И, правда, однажды он пришел к нам — красивый, подтянутый, черные усы делали его еще бледнее, — пришел, встал у калитки и, сколько его ни звал отец, зайти в дом не захотел. Пришлось отцу надеть брюки (духота стояла страшная, и дома мы с ним ходили в одних трусах). Он вышел к дяде Володе, и тот почти сразу сунул ему в руки голубой конвертик, что-то быстро, невнятно сказал и, круто развернувшись, почти побежал по деревянному тротуару, и подковки на его ботинках нервно и дробно стукали о доски. Он ни разу не оглянулся.

Папа вошел в дом и сообщил маме:

— Завтра уезжает. Переводят служить куда-то на запад. Оставил письмо для квартирантки.

— Думает, что она вернется?

— На всякий случай. Мало ли что, говорит, вдруг у нее с Иваном ничего не получится. А он готов ждать, сколько ей будет угодно.

Письмо положили под клеенку на столе, и оно там за несколько лет пожелтело и приклеилось к столешнице, а Марина так и не объявилась. Зато поздней осенью, когда землю уже подмораживало, но еще вовсю синели шапки сентябринок, вдруг явился Иван. Крепко виноватый перед тетей Полей, он вел себя странно тихо, ходил с робкой, виноватой улыбкой — она как бы затаилась в уголках его губ, и когда тетя Полина, которой почему-то нравилось громко кричать и ругаться во дворе, поносила его самыми последними словами, он брал ее на руки и, визжащую, брыкающуюся, уносил в дом.
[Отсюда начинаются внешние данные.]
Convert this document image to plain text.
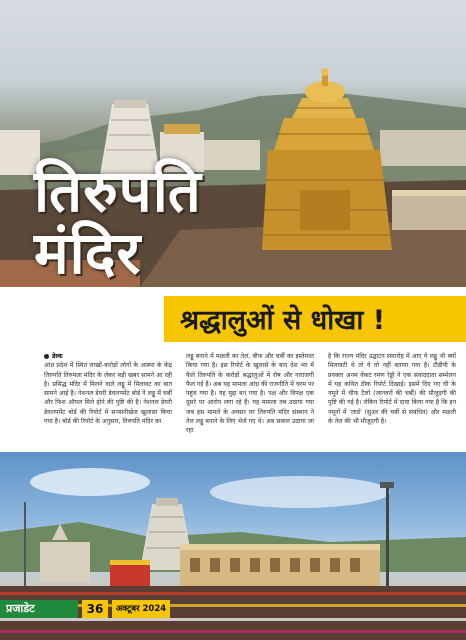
तिरुपति
मंदिर
श्रद्धालुओं से धोखा !
डेस्क
आंध्र प्रदेश में स्थित लाखों-करोड़ों लोगों के आस्था के केंद्र तिरुपति तिरुमला मंदिर के लेकर बड़ी खबर सामने आ रही है। प्रसिद्ध मंदिर में मिलने वाले लड्डू में मिलावट का बात सामने आई है। नेशनल डेयरी डेवलपमेंट बोर्ड ने लड्डू में चर्बी और फिश ऑयल मिले होने की पुष्टि की है। नेशनल डेयरी डेवलपमेंट बोर्ड की रिपोर्ट में सनसनीखेज खुलासा किया गया है। बोर्ड की रिपोर्ट के अनुसार, तिरुपति मंदिर का
लड्डू बनाने में मछली का तेल, बीफ और चर्बी का इस्तेमाल किया गया है। इस रिपोर्ट के खुलासे के बाद देश भर में फैले तिरुपति के करोड़ों श्रद्धालुओं में रोष और नाराजगी फैल गई है। अब यह मामला आंध्र की राजनीति में चरम पर पहुंच गया है। यह मुद्दा बन गया है। पक्ष और विपक्ष एक दूसरे पर आरोप लगा रहे हैं। यह मामला तब उठाया गया जब इस मामले के अवसर पर तिरुपति मंदिर संस्थान ने तेल लड्डू बनाने के लिए भेजे गए थे। अब सबाल उठाया जा रहा
है कि राज्य मंदिर उद्घाटन समारोह में आए ये लड्डू भी क्यों मिलावटी थे तो ये तो नहीं बताया गया है। टीडीपी के प्रवक्ता अनम वेंकट रमण रेड्डी ने एक संवाददाता सम्मेलन में यह कथित ठीक रिपोर्ट दिखाई। इसमें दिए गए घी के नमूने में चीफ टैलो (जानवरों की चर्बी) की मौजूदगी की पुष्टि की गई है। लेकिन रिपोर्ट में दावा किया गया है कि इन नमूनों में 'लार्ड' (सुअर की चर्बी से संबंधित) और मछली के तेल की भी मौजूदगी है।
प्रजाडेट	36	अक्टूबर 2024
— Ну что, брат Паша, забыла нас Марина? — спросил меня однажды Иван. — Забыла! А ведь она у меня вот где осталась, — и крепко-крепко стиснул куртку в области сердца. — Бывало, спросит меня: «Вань, когда ты меня бросишь?». А я говорю: «Никогда!». Она и расхохочется: «Правильно. Потому что первой брошу я». Так и вышло. Эх, брат Паша, ходи по земле, не отрывайся от нее и живи так, как получится, иначе — хана…

Он помолчал, задумчиво попыхтел сигареткой и совсем тихо сказал:

— А теперь будто пластинка во мне крутится, и музыка — чудная, одному мне слышная, а как о ней словами рассказать, не знаю. И такая тоска, брат, берет, что одно спасение — Полина. Жил с ней рядом, а ведь не видел…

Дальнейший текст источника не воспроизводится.